Over the past few days, some headlines about Green Mountain Coffee Roasters (GMCR.DL), Starbucks (SBUX -1.02%), Coca-Cola Femsa (KOF 3.22%), Coca-Cola "Hellenic" (NYSE: CCH), and PepsiCo (PEP -0.41%) came across the web to shed light on their overall direction. These companies want to satisfy an increasingly health conscious consumer and expand into new territories. Also, their ubiquity helps them maintain a competitive edge over smaller rivals.

A move into the single-serve coffee cup market

According to Restaurant News, Panera is now selling its branded single serve coffee cups in four different flavors; "dark roast, light roast, Colombia, and Hazelnut Crème". Taking note of Starbucks successful relationship with Green Mountain Coffee Roasters and Starbucks' entrenchment into the grocery store chains Panera decided to move into the single serve space. Now you don't need to go to Panera to enjoy its coffee.  

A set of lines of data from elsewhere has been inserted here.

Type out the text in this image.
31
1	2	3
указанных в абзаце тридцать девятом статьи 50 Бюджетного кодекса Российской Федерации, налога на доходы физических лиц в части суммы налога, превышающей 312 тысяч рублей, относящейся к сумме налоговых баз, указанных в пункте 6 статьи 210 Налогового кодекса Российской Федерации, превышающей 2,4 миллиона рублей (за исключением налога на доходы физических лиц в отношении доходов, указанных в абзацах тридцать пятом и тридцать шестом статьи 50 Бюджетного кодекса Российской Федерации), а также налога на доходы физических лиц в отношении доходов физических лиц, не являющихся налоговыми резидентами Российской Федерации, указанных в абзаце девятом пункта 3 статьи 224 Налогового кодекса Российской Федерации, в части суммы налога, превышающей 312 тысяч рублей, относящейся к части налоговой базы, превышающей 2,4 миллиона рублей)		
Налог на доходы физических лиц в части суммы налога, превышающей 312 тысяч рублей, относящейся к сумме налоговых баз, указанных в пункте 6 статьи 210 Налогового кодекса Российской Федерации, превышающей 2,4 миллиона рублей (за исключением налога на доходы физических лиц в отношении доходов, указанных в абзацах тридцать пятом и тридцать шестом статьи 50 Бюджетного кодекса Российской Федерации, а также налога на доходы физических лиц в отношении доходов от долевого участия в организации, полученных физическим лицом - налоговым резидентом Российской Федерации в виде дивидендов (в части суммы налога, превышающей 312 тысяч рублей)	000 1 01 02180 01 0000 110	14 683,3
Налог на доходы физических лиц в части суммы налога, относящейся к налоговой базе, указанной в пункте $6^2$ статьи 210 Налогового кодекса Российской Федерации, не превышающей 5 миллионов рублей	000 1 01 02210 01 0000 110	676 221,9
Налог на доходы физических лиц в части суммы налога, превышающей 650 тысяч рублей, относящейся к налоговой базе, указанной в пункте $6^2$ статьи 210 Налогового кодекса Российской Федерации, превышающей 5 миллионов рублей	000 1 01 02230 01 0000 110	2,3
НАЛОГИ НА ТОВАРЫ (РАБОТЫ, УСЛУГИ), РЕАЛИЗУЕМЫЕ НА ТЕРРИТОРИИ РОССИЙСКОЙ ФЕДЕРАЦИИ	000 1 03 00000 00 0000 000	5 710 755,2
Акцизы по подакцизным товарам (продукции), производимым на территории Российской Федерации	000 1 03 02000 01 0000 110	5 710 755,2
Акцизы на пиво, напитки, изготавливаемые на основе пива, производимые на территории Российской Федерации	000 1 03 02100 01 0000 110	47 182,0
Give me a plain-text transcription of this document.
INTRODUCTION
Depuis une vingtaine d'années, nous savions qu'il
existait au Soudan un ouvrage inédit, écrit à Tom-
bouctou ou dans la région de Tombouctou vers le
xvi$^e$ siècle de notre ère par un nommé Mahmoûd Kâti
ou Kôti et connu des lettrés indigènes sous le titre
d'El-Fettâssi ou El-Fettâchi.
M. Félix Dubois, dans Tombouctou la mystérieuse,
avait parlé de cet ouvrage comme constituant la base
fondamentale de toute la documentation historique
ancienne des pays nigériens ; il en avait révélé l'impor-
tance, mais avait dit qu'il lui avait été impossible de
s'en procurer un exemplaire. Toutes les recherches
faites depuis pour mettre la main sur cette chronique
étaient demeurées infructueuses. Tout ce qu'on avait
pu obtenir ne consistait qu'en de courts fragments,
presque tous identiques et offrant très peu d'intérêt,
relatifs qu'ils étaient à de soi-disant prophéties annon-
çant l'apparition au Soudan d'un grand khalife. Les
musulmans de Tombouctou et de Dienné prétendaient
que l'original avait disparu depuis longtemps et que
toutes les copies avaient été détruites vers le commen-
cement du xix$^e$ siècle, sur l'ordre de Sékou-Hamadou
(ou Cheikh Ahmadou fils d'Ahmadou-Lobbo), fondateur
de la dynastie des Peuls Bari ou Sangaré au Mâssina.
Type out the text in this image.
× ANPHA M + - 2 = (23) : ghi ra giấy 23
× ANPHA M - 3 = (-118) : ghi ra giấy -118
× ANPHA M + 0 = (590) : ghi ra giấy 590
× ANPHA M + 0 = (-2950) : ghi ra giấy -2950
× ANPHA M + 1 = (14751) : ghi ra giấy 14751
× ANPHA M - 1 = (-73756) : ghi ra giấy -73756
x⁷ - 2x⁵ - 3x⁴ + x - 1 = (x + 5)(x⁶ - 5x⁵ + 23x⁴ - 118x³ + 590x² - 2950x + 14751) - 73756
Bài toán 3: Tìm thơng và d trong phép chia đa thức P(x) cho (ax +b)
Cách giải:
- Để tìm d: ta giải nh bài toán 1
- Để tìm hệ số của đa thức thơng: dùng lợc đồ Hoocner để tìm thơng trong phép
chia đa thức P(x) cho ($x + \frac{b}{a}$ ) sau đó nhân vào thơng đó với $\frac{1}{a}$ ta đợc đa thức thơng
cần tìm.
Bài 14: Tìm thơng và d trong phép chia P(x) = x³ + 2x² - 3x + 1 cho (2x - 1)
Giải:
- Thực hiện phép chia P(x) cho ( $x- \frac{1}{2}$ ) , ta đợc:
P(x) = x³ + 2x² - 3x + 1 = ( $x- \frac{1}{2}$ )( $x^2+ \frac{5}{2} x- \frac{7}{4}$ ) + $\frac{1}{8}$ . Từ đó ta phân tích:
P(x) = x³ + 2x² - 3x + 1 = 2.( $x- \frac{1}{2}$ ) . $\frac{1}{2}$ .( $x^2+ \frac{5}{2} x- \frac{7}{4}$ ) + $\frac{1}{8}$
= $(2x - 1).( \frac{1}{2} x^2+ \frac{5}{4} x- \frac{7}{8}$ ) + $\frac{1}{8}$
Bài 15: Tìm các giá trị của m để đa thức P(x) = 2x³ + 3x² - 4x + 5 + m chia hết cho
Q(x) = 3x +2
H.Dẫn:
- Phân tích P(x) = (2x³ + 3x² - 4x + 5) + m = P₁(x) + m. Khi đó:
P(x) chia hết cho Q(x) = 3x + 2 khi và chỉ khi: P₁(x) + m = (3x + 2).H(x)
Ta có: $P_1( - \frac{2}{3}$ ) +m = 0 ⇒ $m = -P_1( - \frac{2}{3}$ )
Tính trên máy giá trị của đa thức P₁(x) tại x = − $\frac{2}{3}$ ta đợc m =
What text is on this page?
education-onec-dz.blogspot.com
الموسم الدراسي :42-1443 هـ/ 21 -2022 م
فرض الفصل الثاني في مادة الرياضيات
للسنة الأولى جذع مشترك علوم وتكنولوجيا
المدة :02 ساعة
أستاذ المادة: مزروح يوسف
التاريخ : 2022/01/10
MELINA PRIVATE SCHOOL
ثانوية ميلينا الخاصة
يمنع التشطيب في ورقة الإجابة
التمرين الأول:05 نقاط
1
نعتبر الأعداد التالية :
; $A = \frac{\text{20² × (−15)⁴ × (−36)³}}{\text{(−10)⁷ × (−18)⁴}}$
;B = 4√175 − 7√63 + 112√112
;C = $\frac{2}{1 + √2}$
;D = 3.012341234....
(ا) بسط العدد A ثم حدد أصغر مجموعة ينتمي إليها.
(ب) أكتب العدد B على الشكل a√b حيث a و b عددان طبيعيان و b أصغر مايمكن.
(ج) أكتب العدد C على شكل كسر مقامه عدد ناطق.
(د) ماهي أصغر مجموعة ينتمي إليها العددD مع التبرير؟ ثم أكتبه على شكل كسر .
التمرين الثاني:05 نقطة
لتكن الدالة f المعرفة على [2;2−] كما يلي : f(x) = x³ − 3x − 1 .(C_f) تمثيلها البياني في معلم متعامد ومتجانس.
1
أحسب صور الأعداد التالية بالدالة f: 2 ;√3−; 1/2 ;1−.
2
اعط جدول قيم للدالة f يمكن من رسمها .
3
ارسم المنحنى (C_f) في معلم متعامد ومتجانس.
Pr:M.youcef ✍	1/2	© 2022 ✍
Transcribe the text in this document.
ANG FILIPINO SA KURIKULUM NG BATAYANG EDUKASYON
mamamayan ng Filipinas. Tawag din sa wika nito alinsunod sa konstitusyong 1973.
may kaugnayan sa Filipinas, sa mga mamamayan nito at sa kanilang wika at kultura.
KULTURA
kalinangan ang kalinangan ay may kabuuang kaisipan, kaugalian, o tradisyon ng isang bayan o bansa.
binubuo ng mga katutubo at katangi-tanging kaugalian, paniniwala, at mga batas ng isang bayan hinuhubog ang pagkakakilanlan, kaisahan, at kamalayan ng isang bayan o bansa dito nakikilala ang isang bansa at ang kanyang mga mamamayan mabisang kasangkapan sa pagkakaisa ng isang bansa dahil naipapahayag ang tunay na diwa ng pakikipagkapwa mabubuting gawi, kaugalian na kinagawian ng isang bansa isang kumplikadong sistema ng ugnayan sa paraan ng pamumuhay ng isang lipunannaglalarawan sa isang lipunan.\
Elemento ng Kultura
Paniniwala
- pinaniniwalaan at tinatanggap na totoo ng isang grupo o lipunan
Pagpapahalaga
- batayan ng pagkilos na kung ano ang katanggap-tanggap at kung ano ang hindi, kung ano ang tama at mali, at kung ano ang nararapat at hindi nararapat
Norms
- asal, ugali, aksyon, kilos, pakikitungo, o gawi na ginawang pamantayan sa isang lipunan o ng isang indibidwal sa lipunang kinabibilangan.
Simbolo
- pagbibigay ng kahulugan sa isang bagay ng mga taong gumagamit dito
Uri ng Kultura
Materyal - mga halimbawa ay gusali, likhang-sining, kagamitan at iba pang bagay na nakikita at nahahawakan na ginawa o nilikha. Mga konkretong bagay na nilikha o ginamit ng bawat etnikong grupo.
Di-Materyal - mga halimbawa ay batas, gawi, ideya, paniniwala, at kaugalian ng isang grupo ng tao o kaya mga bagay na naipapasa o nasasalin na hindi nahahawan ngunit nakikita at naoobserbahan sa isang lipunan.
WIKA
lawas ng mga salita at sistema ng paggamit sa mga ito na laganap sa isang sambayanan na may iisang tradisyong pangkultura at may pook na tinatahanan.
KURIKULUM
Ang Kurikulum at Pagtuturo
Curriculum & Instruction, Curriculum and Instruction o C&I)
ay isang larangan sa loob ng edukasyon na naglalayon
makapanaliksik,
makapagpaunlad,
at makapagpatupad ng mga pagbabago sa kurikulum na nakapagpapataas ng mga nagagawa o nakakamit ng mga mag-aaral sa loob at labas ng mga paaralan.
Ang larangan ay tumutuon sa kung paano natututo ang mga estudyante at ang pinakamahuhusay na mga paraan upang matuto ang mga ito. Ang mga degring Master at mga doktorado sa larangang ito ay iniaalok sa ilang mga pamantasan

In a more interesting partnership, according to an article in USA Today, Starbucks teamed up with Switzerland's national railroad, Swiss Federal Railways, building a store on a train car. The train car sports two levels with the outside decked out with the Starbucks' logo. Starbucks wants to research how well its stores will do on trains.

Coca-Cola bottlers expand

Coca-Cola's largest publicly traded bottler Coca-Cola FEMSA recently invested $28 million in a warehouse facility in the Philippines, according to Drinks Business Review. Coca-Cola FEMSA's executives said this allows the company the logistical flexibility to expand as demand in the country increases.  On the Eastern European front, an analyst sees Coca-Cola HBC AG more, commonly known as Coca-Cola Hellenic, expanding due to low levels of consumption per capita in developing and emerging markets, according to Beverage Daily. The article noted that customers in developing markets are starting to adopt branded beverages. It's also noteworthy that customers even in developing markets gravitate toward healthier drinks such as water and juice. Moreover, Russia's crackdown on beer consumption bodes well for the non-alcoholic industry according to the analyst. It's interesting to think that parts of the world still have yet to enjoy Coca-Cola's taste. 

PepsiCo's moat

An article in Bakery and Snacks highlighted PepsiCo's ubiquity, marketing might, and brand management as a serious competitive edge. PepsiCo demonstrates expertise in cross-marketing and understands the demand patterns of its consumer. PepsiCo's snacks and beverage brands represent some of the most recognized in the world. An analyst cited in the article gave this example, "Consumers rarely buy Doritos without a dip". PepsiCo utilizes its resources to stay on trend so it can adapt. Lay's, Doritos, and Cheetos hold the top three positions in "Global Brand Share" according to Bakery and Snacks. Its global distribution infrastructure allows the company the economies of scale to profitably sell at a lower price. 

Foolish takeaway

The key to future shareholder expansion lies in remaining dynamic, flexible, and innovative. Finding new products, initiating new business relationships, and maintaining financial strength serve as keys to enhancing shareholder wealth over the long-term. 

Editor's note: A previous version of this article inaccurately stated the Panera Bread formed a partnership with Green Mountain Coffee Roasters. The Fool apologizes for this mistake.